If no reactive cause is apparent, testing shifts toward the bone marrow. Genetic testing for JAK2, CALR, and MPL mutations can identify primary thrombocytosis. The current diagnostic threshold set by the World Health Organization for essential thrombocythemia is a sustained platelet count above 450,000, combined with specific bone marrow biopsy findings and the presence of one of these mutations.
How High Platelets Are Managed
For reactive thrombocytosis, treatment focuses on the underlying cause. Treat the infection, correct the iron deficiency, or manage the inflammatory condition, and platelet counts typically return to normal on their own. No specific platelet-lowering therapy is needed.
For primary thrombocytosis, management depends on your risk of clotting. Patients classified as very low risk with no symptoms may not need treatment at all, even if their counts are quite high. Low-risk patients are often placed on low-dose aspirin, sometimes twice daily rather than once, particularly if they have cardiovascular risk factors.

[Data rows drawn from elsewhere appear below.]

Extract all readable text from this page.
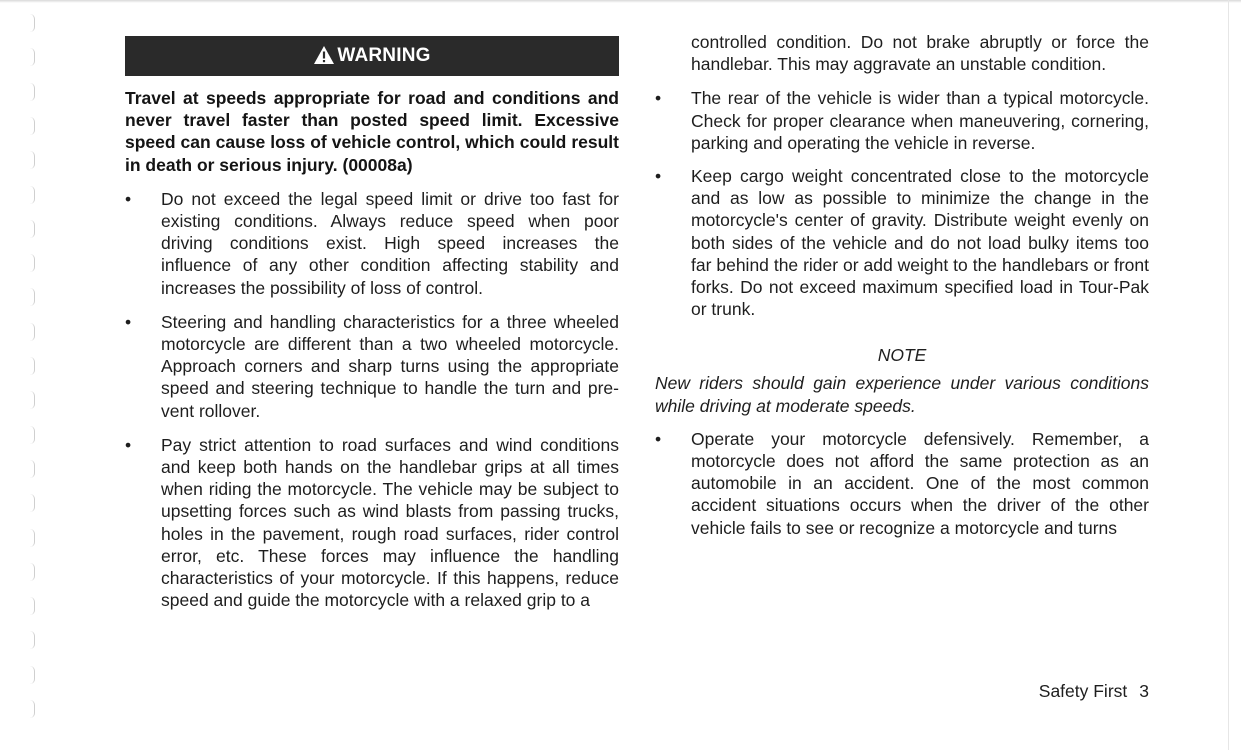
WARNING

Travel at speeds appropriate for road and conditions and never travel faster than posted speed limit. Excessive speed can cause loss of vehicle control, which could result in death or serious injury. (00008a)

• Do not exceed the legal speed limit or drive too fast for existing conditions. Always reduce speed when poor driving conditions exist. High speed increases the influence of any other condition affecting stability and increases the possibility of loss of control.
• Steering and handling characteristics for a three wheeled motorcycle are different than a two wheeled motorcycle. Approach corners and sharp turns using the appropriate speed and steering technique to handle the turn and pre-vent rollover.
• Pay strict attention to road surfaces and wind conditions and keep both hands on the handlebar grips at all times when riding the motorcycle. The vehicle may be subject to upsetting forces such as wind blasts from passing trucks, holes in the pavement, rough road surfaces, rider control error, etc. These forces may influence the handling characteristics of your motorcycle. If this happens, reduce speed and guide the motorcycle with a relaxed grip to a

controlled condition. Do not brake abruptly or force the handlebar. This may aggravate an unstable condition.

• The rear of the vehicle is wider than a typical motorcycle. Check for proper clearance when maneuvering, cornering, parking and operating the vehicle in reverse.
• Keep cargo weight concentrated close to the motorcycle and as low as possible to minimize the change in the motorcycle's center of gravity. Distribute weight evenly on both sides of the vehicle and do not load bulky items too far behind the rider or add weight to the handlebars or front forks. Do not exceed maximum specified load in Tour-Pak or trunk.
NOTE

New riders should gain experience under various conditions while driving at moderate speeds.

• Operate your motorcycle defensively. Remember, a motorcycle does not afford the same protection as an automobile in an accident. One of the most common accident situations occurs when the driver of the other vehicle fails to see or recognize a motorcycle and turns
Safety First 3
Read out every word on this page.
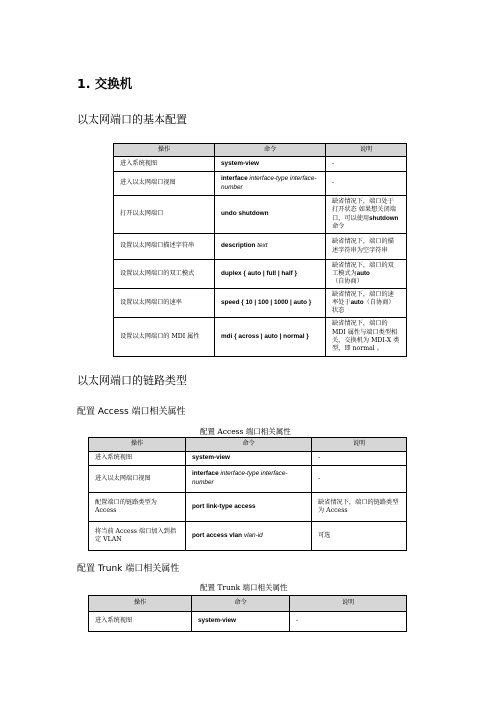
1. 交换机
以太网端口的基本配置
操作	命令	说明
进入系统视图	system-view	-
进入以太网端口视图	interface interface-type interface-number	-
打开以太网端口	undo shutdown	缺省情况下，端口处于打开状态 如果想关闭端口，可以使用shutdown 命令
设置以太网端口描述字符串	description text	缺省情况下，端口的描述字符串为空字符串
设置以太网端口的双工模式	duplex { auto | full | half }	缺省情况下，端口的双工模式为auto（自协商）
设置以太网端口的速率	speed { 10 | 100 | 1000 | auto }	缺省情况下，端口的速率处于auto（自协商）状态
设置以太网端口的 MDI 属性	mdi { across | auto | normal }	缺省情况下，端口的 MDI 属性与端口类型相关，交换机为 MDI-X 类型，即 normal 。
以太网端口的链路类型
配置 Access 端口相关属性
配置 Access 端口相关属性
操作	命令	说明
进入系统视图	system-view	-
进入以太网端口视图	interface interface-type interface-number	-
配置端口的链路类型为 Access	port link-type access	缺省情况下，端口的链路类型为 Access
将当前 Access 端口加入到指定 VLAN	port access vlan vlan-id	可选
配置 Trunk 端口相关属性
配置 Trunk 端口相关属性
操作	命令	说明
进入系统视图	system-view	-
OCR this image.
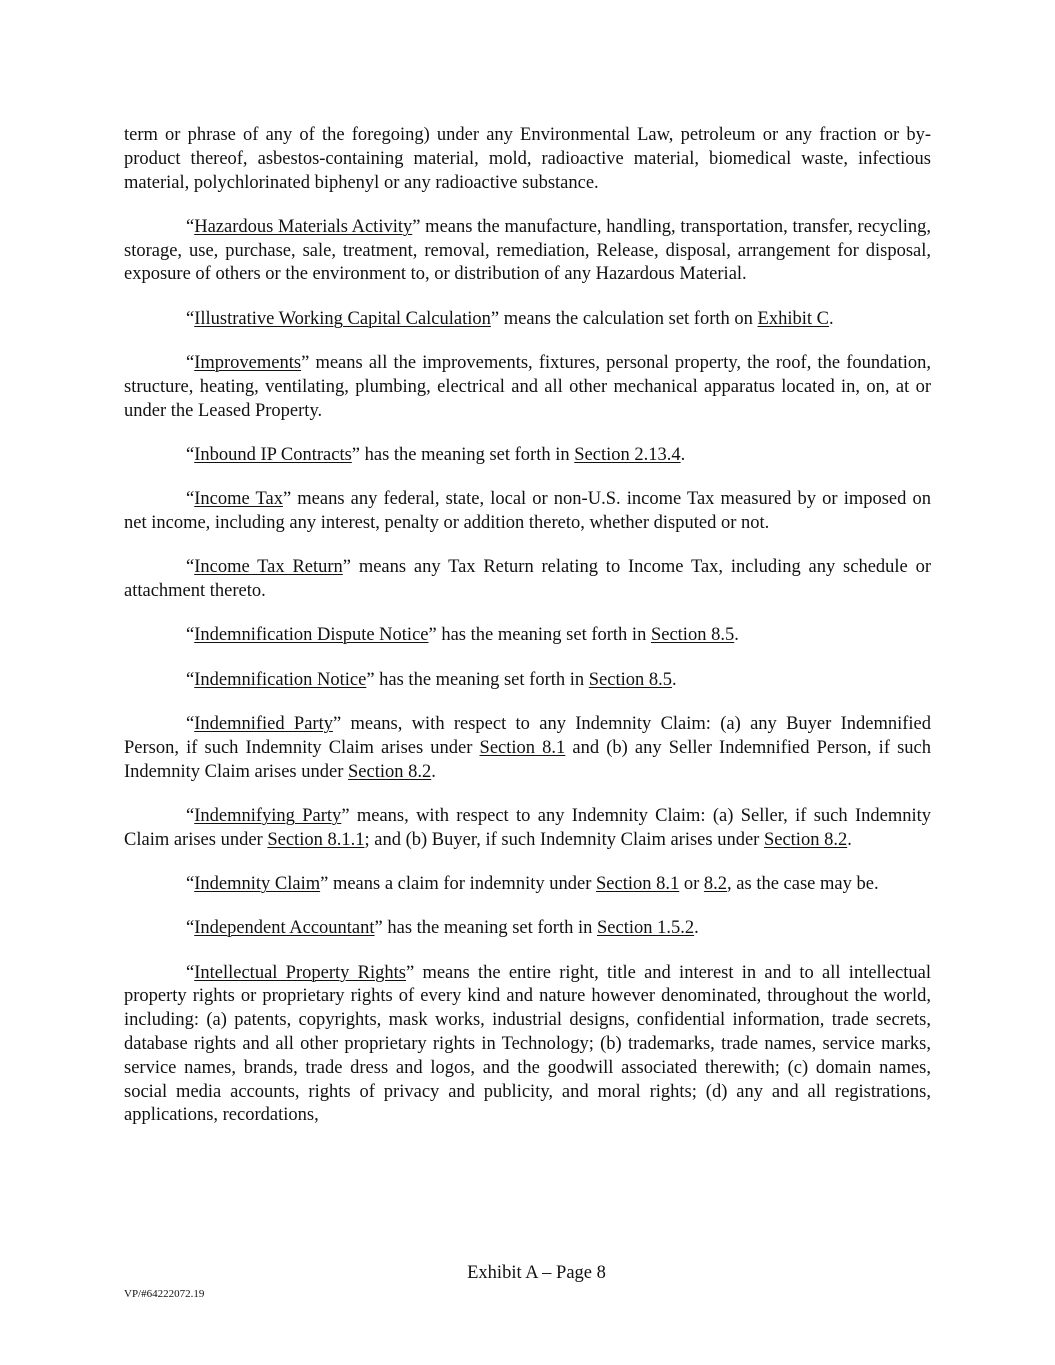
term or phrase of any of the foregoing) under any Environmental Law, petroleum or any fraction or by-product thereof, asbestos-containing material, mold, radioactive material, biomedical waste, infectious material, polychlorinated biphenyl or any radioactive substance.

“Hazardous Materials Activity” means the manufacture, handling, transportation, transfer, recycling, storage, use, purchase, sale, treatment, removal, remediation, Release, disposal, arrangement for disposal, exposure of others or the environment to, or distribution of any Hazardous Material.

“Illustrative Working Capital Calculation” means the calculation set forth on Exhibit C.

“Improvements” means all the improvements, fixtures, personal property, the roof, the foundation, structure, heating, ventilating, plumbing, electrical and all other mechanical apparatus located in, on, at or under the Leased Property.

“Inbound IP Contracts” has the meaning set forth in Section 2.13.4.

“Income Tax” means any federal, state, local or non-U.S. income Tax measured by or imposed on net income, including any interest, penalty or addition thereto, whether disputed or not.

“Income Tax Return” means any Tax Return relating to Income Tax, including any schedule or attachment thereto.

“Indemnification Dispute Notice” has the meaning set forth in Section 8.5.

“Indemnification Notice” has the meaning set forth in Section 8.5.

“Indemnified Party” means, with respect to any Indemnity Claim: (a) any Buyer Indemnified Person, if such Indemnity Claim arises under Section 8.1 and (b) any Seller Indemnified Person, if such Indemnity Claim arises under Section 8.2.

“Indemnifying Party” means, with respect to any Indemnity Claim: (a) Seller, if such Indemnity Claim arises under Section 8.1.1; and (b) Buyer, if such Indemnity Claim arises under Section 8.2.

“Indemnity Claim” means a claim for indemnity under Section 8.1 or 8.2, as the case may be.

“Independent Accountant” has the meaning set forth in Section 1.5.2.

“Intellectual Property Rights” means the entire right, title and interest in and to all intellectual property rights or proprietary rights of every kind and nature however denominated, throughout the world, including: (a) patents, copyrights, mask works, industrial designs, confidential information, trade secrets, database rights and all other proprietary rights in Technology; (b) trademarks, trade names, service marks, service names, brands, trade dress and logos, and the goodwill associated therewith; (c) domain names, social media accounts, rights of privacy and publicity, and moral rights; (d) any and all registrations, applications, recordations,

Exhibit A – Page 8
VP/#64222072.19
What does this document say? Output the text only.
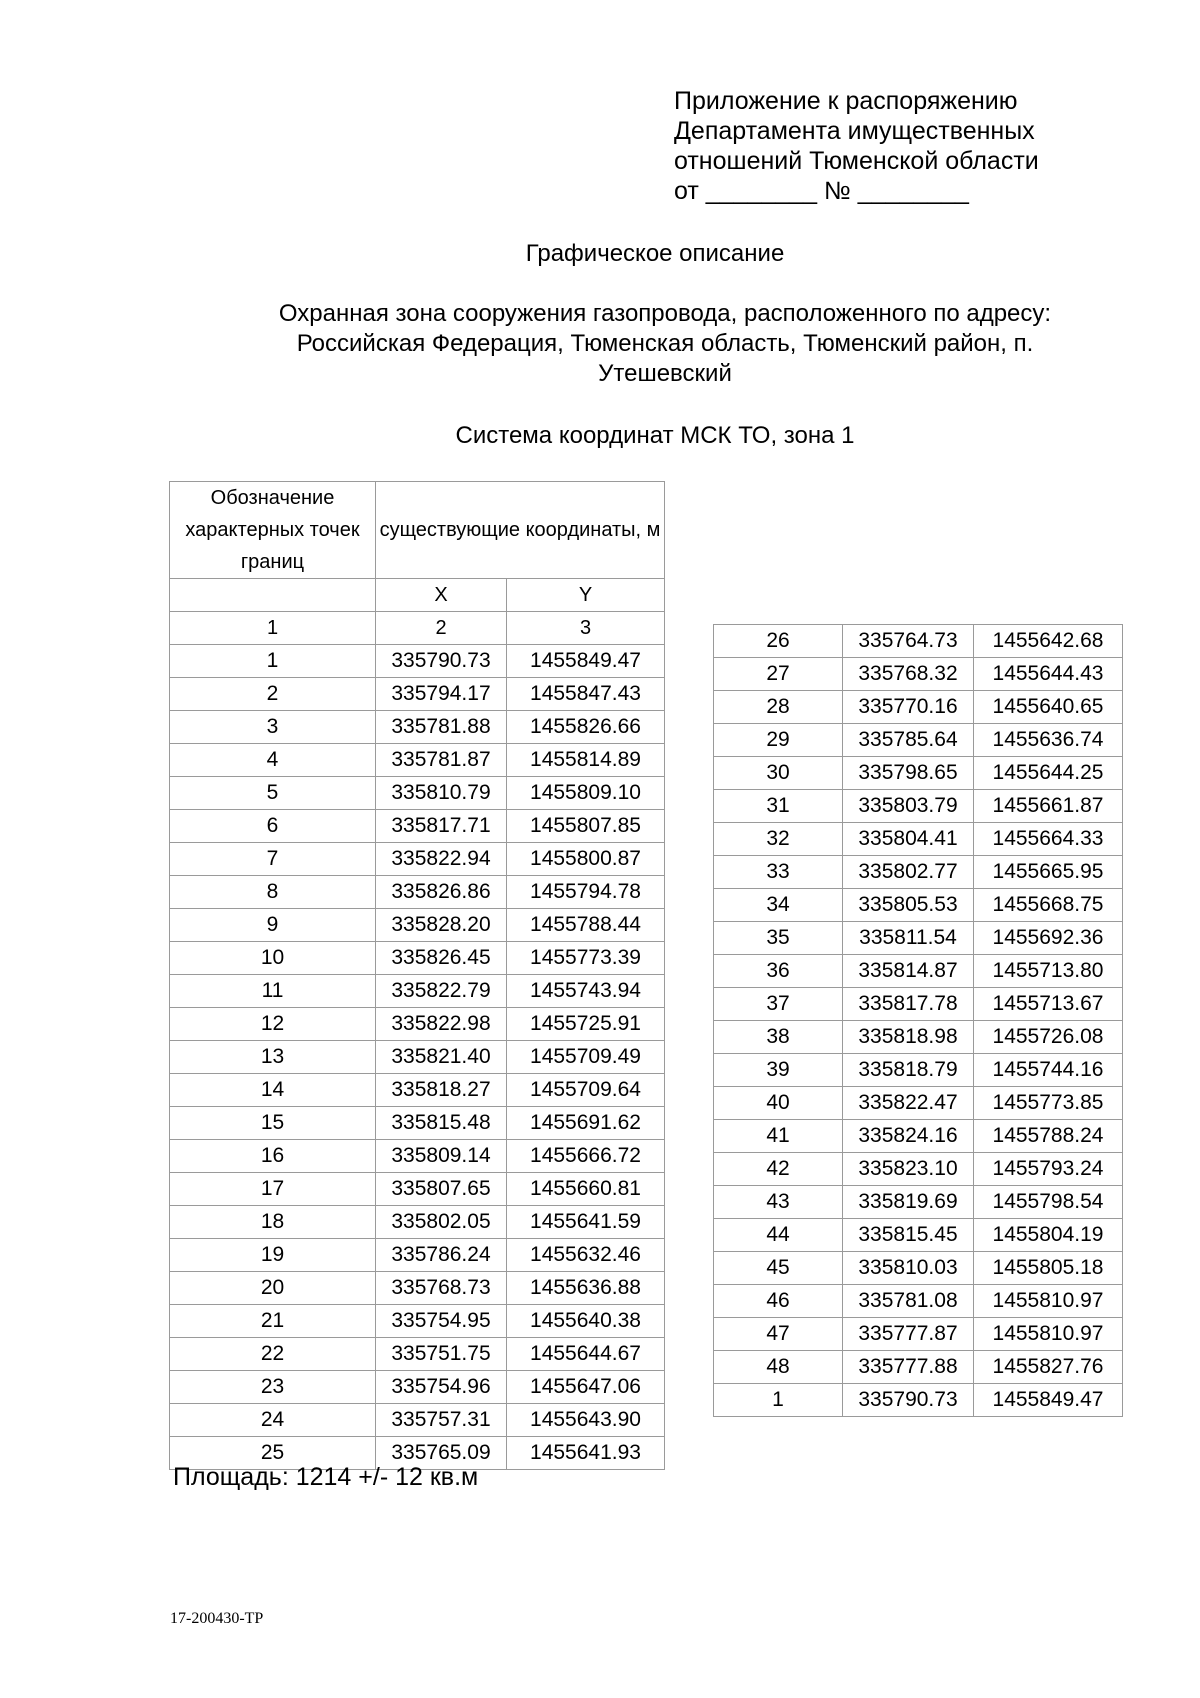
Приложение к распоряжению
Департамента имущественных
отношений Тюменской области
от ________ № ________
Графическое описание
Охранная зона сооружения газопровода, расположенного по адресу:
Российская Федерация, Тюменская область, Тюменский район, п.
Утешевский
Система координат МСК ТО, зона 1
Обозначение характерных точек границ	существующие координаты, м	
	X	Y
1	2	3
1	335790.73	1455849.47
2	335794.17	1455847.43
3	335781.88	1455826.66
4	335781.87	1455814.89
5	335810.79	1455809.10
6	335817.71	1455807.85
7	335822.94	1455800.87
8	335826.86	1455794.78
9	335828.20	1455788.44
10	335826.45	1455773.39
11	335822.79	1455743.94
12	335822.98	1455725.91
13	335821.40	1455709.49
14	335818.27	1455709.64
15	335815.48	1455691.62
16	335809.14	1455666.72
17	335807.65	1455660.81
18	335802.05	1455641.59
19	335786.24	1455632.46
20	335768.73	1455636.88
21	335754.95	1455640.38
22	335751.75	1455644.67
23	335754.96	1455647.06
24	335757.31	1455643.90
25	335765.09	1455641.93
26	335764.73	1455642.68
27	335768.32	1455644.43
28	335770.16	1455640.65
29	335785.64	1455636.74
30	335798.65	1455644.25
31	335803.79	1455661.87
32	335804.41	1455664.33
33	335802.77	1455665.95
34	335805.53	1455668.75
35	335811.54	1455692.36
36	335814.87	1455713.80
37	335817.78	1455713.67
38	335818.98	1455726.08
39	335818.79	1455744.16
40	335822.47	1455773.85
41	335824.16	1455788.24
42	335823.10	1455793.24
43	335819.69	1455798.54
44	335815.45	1455804.19
45	335810.03	1455805.18
46	335781.08	1455810.97
47	335777.87	1455810.97
48	335777.88	1455827.76
1	335790.73	1455849.47
Площадь: 1214 +/- 12 кв.м
17-200430-ТР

For high-risk patients, those with a history of blood clots or who are over 60, the standard approach combines a medication that reduces platelet production with aspirin therapy. Patients with a history of venous clots may also need long-term blood thinners.
The goal isn’t necessarily to bring the platelet count to a specific number. It’s to reduce clotting risk and resolve any symptoms. Some patients with essential thrombocythemia live for decades with careful monitoring and minimal intervention.